JAIC 1980, Volume 20, Number 1, Article 1 (pp. 03 to 20)
JAIC online
Journal of the American Institute for Conservation
JAIC 1980, Volume 20, Number 1, Article 1 (pp. 03 to 20)

A STUDY OF FRENCH PAINTING CANVASES

Katrina VANDERLIP CARBONNEL



2 PART I


2.1 PREPARING THE SAMPLES


2.1.1 CUTTING A SQUARE

THE FIRST STEP in preparing the samples for study was to cut a square piece of canvas from the fragment of cloth removed from the painting. When possible, the squares were 10 cm 10 cm, which was the case only when dealing with the transferred canvases. The square samples cut from tacking margins were sometimes only 1 cm 1 cm. The samples are made square to facilitate multiplying their surface area to obtain their weight per square meter. Also, the square gives the same accuracy in counting the threads per centimeter in both the directions of the warp and of the weft; for example, threads counted along 10 cm, then divided by 10 give a more accurate count per centimeter than just counting the threads along one centimeter.


2.1.2 CLEANING

THE NEXT STEP in preparing the samples was to remove the remaining dirt, ground, and paint layers. The sample was soaked in water to swell the fibers and to loosen the particles of ground and paint caught in the interstices of the cloth. The particles were then delicately mechanically removed with a scalpel.


2.1.3 RAVELING THE EDGES

THE SQUARES HAD been cut slightly larger than the intended size of the sample. The edges were then raveled off until the sample was the desired size. The raveling was done after the sample was cleaned so that, should a thread ravel off during the cleaning process, it would not affect the final size of the sample. The samples assumed to be hemp or linen were raveled off while wet as these two fibers are stronger when wet, while the samples assumed to be cotton were unraveled when dry.
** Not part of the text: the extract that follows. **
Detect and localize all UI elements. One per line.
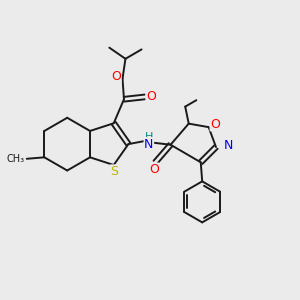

The stronger the thread being raveled off, the easier it was to remove it. The reason the sample was fringed in this way was to facilitate counting the threads; it is less tiring to the eyes to count the threads that make up a fringe then to count those that are part of a woven material.


2.1.4 WEIGHING

THE FRINGE WAS cut off the sample just before it was weighed. The weight of the sample was multiplied in order to obtain the weight per square meter of the canvas.